Momentum search algorithm: a new meta-heuristic optimization algorithm inspired by momentum conservation law

Abstract

A novel optimization methodology, Momentum Search Algorithm (MSA) is presented based on Newton’s laws: the law of conservation of momentum. It includes a set of masses in a closed system considering the conservation of momentum and kinetic energy of bodies. The possible solutions are presented by system bodies’ positions in an n-dimensional space. The mass of bodies is proportional to their fitness function. Larger masses represent the better solutions. At each iteration, an external body collides separately with all solution bodies and moves them toward the optimum solution. The direction of the collision depends on the position of solution bodies and the position of the body with the best fitness function.
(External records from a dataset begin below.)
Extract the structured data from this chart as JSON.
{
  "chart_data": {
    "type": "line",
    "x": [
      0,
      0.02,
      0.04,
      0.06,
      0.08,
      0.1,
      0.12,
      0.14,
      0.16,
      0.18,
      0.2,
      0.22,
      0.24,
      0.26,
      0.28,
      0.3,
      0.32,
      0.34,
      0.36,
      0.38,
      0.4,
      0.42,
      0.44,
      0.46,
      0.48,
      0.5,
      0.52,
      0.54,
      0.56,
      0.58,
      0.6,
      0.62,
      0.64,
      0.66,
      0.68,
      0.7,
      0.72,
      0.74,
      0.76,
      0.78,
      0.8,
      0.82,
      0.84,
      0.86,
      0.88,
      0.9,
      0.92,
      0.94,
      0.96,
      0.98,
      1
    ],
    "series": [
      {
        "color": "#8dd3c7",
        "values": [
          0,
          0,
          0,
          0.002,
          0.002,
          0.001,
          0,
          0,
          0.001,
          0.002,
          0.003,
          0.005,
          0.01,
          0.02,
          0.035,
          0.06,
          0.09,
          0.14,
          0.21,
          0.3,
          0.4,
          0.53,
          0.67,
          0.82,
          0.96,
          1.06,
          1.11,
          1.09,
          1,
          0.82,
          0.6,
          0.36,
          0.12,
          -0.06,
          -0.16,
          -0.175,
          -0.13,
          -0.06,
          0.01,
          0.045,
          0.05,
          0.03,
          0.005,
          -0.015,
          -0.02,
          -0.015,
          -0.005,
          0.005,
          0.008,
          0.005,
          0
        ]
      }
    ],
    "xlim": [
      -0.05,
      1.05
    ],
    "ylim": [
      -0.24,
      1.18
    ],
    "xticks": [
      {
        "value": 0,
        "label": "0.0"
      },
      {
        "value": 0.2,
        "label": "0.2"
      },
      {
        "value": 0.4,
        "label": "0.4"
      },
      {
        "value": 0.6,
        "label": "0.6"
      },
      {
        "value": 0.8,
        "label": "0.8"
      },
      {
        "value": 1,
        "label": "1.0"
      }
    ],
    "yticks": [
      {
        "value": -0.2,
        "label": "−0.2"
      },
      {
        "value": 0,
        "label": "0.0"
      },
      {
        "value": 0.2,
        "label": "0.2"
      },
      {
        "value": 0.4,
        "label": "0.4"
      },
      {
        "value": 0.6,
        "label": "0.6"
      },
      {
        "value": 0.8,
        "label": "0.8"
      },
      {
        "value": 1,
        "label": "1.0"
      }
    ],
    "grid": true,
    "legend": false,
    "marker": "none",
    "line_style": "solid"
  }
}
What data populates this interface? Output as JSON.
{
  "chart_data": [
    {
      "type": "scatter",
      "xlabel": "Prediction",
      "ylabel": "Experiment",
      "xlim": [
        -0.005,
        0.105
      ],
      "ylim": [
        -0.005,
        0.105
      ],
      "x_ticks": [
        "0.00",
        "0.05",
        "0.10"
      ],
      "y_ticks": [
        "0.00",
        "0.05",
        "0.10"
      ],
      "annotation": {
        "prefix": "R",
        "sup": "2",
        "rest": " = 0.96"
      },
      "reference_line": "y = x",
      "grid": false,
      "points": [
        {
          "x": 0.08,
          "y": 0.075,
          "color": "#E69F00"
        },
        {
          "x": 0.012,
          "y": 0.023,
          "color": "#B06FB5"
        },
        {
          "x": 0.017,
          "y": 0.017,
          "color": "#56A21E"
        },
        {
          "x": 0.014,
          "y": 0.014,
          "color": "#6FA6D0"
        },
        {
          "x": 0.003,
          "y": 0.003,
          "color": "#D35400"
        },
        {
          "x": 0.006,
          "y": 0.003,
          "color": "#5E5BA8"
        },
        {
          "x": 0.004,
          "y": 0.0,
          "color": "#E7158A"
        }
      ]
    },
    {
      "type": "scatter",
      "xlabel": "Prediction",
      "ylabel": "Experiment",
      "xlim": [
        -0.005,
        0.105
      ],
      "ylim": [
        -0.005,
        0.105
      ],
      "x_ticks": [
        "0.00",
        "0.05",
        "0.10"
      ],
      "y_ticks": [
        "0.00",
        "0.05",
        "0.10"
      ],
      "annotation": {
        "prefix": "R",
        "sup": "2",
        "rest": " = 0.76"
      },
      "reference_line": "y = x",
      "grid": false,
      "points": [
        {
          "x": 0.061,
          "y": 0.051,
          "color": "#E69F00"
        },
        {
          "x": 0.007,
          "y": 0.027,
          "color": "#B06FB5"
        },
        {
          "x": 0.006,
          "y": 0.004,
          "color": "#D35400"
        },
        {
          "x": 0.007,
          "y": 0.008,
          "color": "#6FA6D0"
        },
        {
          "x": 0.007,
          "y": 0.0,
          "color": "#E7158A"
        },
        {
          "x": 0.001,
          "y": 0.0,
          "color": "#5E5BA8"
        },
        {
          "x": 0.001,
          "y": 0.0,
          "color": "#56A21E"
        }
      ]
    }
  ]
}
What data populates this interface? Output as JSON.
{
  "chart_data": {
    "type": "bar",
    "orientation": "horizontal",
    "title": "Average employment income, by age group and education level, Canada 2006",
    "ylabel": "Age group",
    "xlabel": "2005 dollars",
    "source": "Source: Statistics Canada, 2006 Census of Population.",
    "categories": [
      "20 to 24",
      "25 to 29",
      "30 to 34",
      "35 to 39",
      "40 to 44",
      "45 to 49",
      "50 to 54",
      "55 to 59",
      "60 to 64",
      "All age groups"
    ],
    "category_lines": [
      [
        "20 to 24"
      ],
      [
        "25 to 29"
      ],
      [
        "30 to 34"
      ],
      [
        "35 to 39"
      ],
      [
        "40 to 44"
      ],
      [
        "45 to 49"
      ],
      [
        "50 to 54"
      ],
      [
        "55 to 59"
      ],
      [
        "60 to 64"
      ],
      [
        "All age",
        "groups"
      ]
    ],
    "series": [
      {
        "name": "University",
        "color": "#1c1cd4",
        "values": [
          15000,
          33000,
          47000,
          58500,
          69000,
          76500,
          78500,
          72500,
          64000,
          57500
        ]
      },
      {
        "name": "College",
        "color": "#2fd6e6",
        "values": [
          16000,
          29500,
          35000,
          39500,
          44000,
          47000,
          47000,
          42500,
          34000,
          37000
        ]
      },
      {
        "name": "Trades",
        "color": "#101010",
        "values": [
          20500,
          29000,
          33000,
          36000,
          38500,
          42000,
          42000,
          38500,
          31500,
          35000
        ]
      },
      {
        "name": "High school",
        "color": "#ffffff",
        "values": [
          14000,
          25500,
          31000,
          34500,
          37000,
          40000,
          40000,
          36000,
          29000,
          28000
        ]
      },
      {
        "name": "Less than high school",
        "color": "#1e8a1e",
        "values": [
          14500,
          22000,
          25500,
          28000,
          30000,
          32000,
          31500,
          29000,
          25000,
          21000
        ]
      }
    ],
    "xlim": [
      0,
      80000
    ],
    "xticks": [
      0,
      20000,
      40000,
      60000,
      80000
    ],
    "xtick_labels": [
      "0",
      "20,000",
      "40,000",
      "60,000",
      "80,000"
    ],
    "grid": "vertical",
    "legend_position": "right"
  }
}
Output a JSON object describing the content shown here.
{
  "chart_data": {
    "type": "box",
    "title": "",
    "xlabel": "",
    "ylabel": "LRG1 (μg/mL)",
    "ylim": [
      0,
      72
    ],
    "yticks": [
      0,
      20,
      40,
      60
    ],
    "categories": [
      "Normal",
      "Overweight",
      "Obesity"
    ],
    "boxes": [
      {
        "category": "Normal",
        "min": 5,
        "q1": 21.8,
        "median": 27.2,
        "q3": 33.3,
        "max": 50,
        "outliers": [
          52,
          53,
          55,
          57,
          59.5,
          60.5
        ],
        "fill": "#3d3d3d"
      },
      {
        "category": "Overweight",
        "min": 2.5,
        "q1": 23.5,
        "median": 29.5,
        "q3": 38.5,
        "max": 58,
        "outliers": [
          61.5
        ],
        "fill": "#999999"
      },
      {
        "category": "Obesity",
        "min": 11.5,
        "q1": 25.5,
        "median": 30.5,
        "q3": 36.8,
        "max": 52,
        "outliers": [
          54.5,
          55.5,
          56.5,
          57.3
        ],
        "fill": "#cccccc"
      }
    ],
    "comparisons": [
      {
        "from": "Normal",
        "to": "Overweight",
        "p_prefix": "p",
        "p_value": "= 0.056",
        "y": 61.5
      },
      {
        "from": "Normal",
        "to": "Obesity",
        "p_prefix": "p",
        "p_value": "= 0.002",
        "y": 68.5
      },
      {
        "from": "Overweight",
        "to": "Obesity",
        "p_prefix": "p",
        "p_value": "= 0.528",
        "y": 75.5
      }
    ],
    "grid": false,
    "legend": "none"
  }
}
As the better solutions have heavier bodies, the external body has less effect on their positions. On the other hand, the worse solutions are lighter and moved easily by the external body toward the better positions. The best position is achieved by allowing the external body to move the solution bodies toward better positions. The numerical results obtained from several standard benchmark test functions indicate the superiority of the proposed method over many other optimization techniques such as Genetic Algorithm, Particle Swarm Optimization, Gravitational Search Algorithm, Teaching–Learning-Based Optimization, Grey Wolf Optimizer, Grasshopper Optimization Algorithm, Spotted Hyena Optimizer, and Emperor Penguin Optimizer.